C’est un peu long comme rubrique, mais vous avez toujours le choix de passer aux suivantes qui sont plus directement branchées « culture » . Il reste tout de même important d’être conscient que c’est de notre regard qu’il s’agit, qu’il est subjectif et qu’il évolue constamment.

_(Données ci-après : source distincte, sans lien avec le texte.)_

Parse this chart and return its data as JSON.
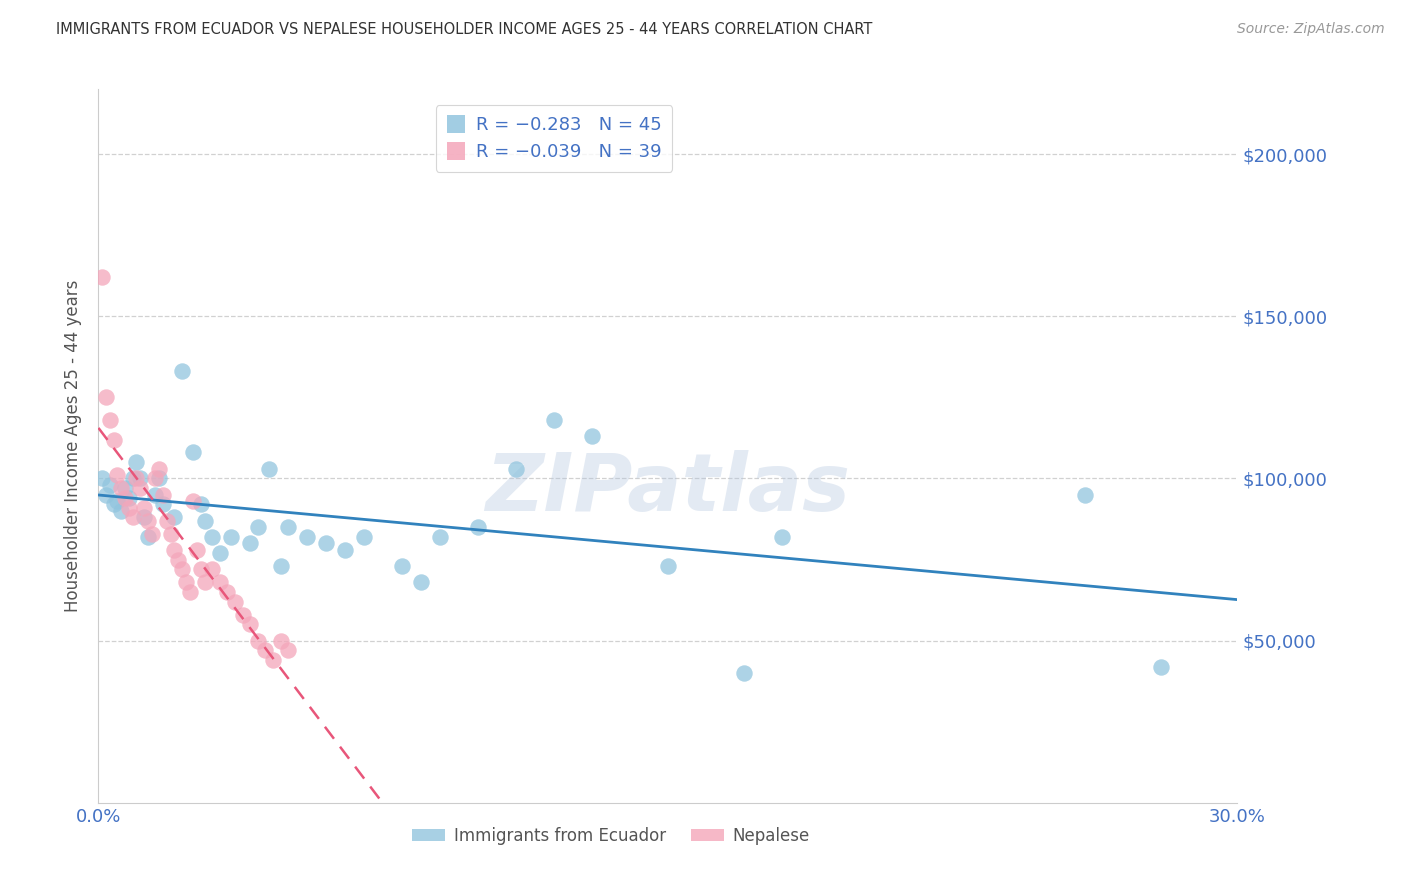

Ces quelques petites précautions éviteront peut-être de prendre tout pour argent comptant. La version actuelle sera sûrement à son tour remise en question un jour ou l’autre ! And so… Chacune de ces définitions reflète bien à sa manière l’air du temps, si on jette un œil à l’histoire de notre point de vue sur les Aborigènes.

 

Les sociétés dites “primitives” ont toujours été les chouchoutes des ethnologues et anthropologues. Même la psychanalyse s’est penchée sur le sujet (qui dit psychanalyse dit… Sigmund Freud – eh oui !- ou Barbara Gloczewski). Les peuples “primitifs”, en tant qu’images de l’Autre, du temps primitif, de contrées étranges et lointaines ou même d’Européens inversés (ça doit être mignon…), constituent un des mythes fondateurs de la civilisation occidentale. Une étude complète de Robinson Crusoe de Daniel Defoe et de ses « suites » par Tournier et Coetzee en dirait long là-dessus !

Alors mettons les choses au point : Les peuples « primitifs » sont une invention intellectuelle de la fin du 19ème siècle. Mais en fait, les grands explorateurs et les grands découvreurs, qui ont toujours une longueur d’avance, avaient lancé le mouvement bien avant : ils furent les premiers à entrer en contact avec ces peuples, de même que leurs marins, les soldats, les membres du clergé et les administrateurs qui les accompagnaient.

Progressivement, ceci eut pour résultat de transformer, dans nos cervelles eurocentriques, nos co-humains en une bande d’énergumènes mal dégrossis résistant encore et toujours non pas aux envahisseurs, mais au sacro-saint « progrès », à toute forme de « rationalisme » et de « civilisation »…

Même époque (17ème siècle), autre tendance, l’idéalisation à travers la figure du “Bon Sauvage”, principalement inspirée par les peuples des nombreuses îles que compte l’Océanie. Les bouquins sur le sujet se vendaient comme des petits pains (curiosité, soif d’horizons nouveaux ?), les philosophes en étaient friands – Rousseau et avant lui Montaigne.

Aborigènes d'Australie

La science (les sciences empiriques en fait) prend rapidement le relai : paléontologie, anthropologie physique, préhistoire ou ethnologie. Ça bouillonne, ça se remue les méninges… Les premières réflexions ont trait à l’évolution de la cellule familiale, à la religion, au totémisme

Leurs auteurs ? Si vous aimez les ouvrages pointus, quelques noms ressortent : Franz Boas, W.H. Rivers et son élève Alfred Radcliffe-Browne, qui vont tordre le cou à certains mythes !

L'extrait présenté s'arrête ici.